Google is your friend

Google is your friend

By Jim Thornhill

Using Dates

Have you ever searched for someone and gotten results on living people? I know I have. Your search for your ancestor pulls up doctors, realtors, carpet cleaning companies, etc. Fortunately, Google has developed a solution for us. You can search for your ancestor using a specific date range. Using my ancestor Joshua Seale as an example, I can search for “Joshua Seale” 1775…1865 and search only for things that related to Joshua during his lifetime.

If you try this search on your own, you will find, as I did, that it is not perfect. I got results for any Joshua Seale, not just my grandfather. I also got results for current day people that were associated with numbers in the date range I selected, such as a golfer at an event with 1800 people in attendance. But I also got pages of search results just about my ancestor. It seems like every time I do this search I find something new.

Joshua Seale is probably the ancestor I have researched the most. When I did a new date search for him when writing this article, I found four sources that I had not seen before, just on the first page of the search. If you have not tried this search before, it’s worth doing!

Get Specific

If you are like me, you are familiar with this google search tool but often forget to use it. Applying quotation marks around a word or phrase can limit the number of “hits” you get when you do a Google search. In a recent search I did on my great grandfather, Joshua Seale, entering his name without quotes yielded 664,000 results. But when I added quotes to his name, the search yielded 6690.

You can also use quotes to limit only part of your search term. For example, if I search for “Joshua Seale” in Jasper County, this brings the results down to 664. For me, this is a manageable number. If I limit it further to “Joshua Seale” in Jasper County, Texas, we cut it in half again to 335.

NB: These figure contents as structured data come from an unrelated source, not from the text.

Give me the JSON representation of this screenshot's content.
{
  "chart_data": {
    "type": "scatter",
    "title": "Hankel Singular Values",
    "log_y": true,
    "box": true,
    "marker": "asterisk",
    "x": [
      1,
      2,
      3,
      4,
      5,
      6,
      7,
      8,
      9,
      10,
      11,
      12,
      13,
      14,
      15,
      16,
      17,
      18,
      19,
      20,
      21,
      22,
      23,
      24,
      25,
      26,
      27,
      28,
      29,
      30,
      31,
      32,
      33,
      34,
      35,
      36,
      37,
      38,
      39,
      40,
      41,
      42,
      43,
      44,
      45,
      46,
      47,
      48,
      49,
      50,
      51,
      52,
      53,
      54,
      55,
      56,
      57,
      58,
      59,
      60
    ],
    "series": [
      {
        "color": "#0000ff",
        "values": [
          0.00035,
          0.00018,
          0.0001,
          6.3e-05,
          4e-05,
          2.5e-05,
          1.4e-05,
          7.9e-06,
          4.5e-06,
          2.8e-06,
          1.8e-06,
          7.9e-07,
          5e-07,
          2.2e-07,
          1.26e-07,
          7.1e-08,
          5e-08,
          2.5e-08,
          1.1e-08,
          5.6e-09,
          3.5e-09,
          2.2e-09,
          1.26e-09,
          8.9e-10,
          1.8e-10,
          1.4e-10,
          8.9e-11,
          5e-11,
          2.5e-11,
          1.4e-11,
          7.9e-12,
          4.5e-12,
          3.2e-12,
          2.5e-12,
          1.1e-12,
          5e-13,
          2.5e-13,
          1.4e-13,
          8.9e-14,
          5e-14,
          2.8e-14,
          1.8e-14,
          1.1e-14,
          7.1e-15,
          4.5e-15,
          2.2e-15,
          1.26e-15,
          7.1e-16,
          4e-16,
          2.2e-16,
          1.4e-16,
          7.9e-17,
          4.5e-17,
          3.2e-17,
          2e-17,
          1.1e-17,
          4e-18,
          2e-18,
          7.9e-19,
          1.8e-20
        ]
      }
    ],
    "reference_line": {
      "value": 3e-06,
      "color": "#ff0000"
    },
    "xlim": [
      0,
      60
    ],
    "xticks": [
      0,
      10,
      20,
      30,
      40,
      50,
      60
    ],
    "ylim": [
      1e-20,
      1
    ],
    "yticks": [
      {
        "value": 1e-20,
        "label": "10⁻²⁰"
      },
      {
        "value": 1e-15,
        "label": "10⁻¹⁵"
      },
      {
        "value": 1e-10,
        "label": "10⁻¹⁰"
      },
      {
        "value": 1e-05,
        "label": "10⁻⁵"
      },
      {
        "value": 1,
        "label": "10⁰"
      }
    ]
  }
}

You might ask, “Aren’t more results better than fewer?” The problem with more results in any search engine is that the computer, for reasons that I don’t understand, will probably put the results that you want about 16 pages into the search! I don’t have the time or the patience to look through that many results. If we craft our searches in terms the computer understands, we can focus our searches and help Google find what we need it to find…but more on that next time.

Taming Goliath

The internet is full of valuable information for Family Historians. These sites include major libraries, genealogy websites, internet archives, and many others too numerous to mention. The problem is I don’t have the time to spend weeks searching these giant sites for information on my ancestors. I am guessing you don’t either.

Believe it or not, Google has a solution! It’s Google site search. Go to any Google search page or box, and enter in “site:website search terms.” For example, I wanted to search the Library of Congress website, a mammoth site full of information and images relating to our ancestor’s lives, for my ancestor Joshua Seale. I entered “site:loc.gov “Joshua Seale.” Notice I did not have to enter in the https:// and I put Joshua Seale in quotes to narrow the search. There is also a space between the site address and the search term. What came up was a book written about the Seale family. I tried the same search for another ancestor, Richard Seale, and found two newspaper articles about Richard Seale.This means that Google went into the Library of Congress website, searched the tens or hundreds of thousands of newspapers, and found the two that mentioned this name.

Library of Congress. “Houston, Santa Anna, and Cos.” Digital image. Library of Congress (https://wwwoc.gov/resource/cph.3a05101/ : accessed November 13, 2019), cartoon depicting the surrender of General’s Santa Anna and Cos to Sam Houston

I was impressed! But what about a place? I did another search, “site:loc.gov Alamo,” and got 26000 articles and pictures about the Alamo, including the one you see here. This is going to be a game-changer for me. I have been avoiding these huge sites, not because they did not have valuable information, but because I did not have the time or the patience to search these giant sites. Now I have a tool to make them more manageable. Thank you Google!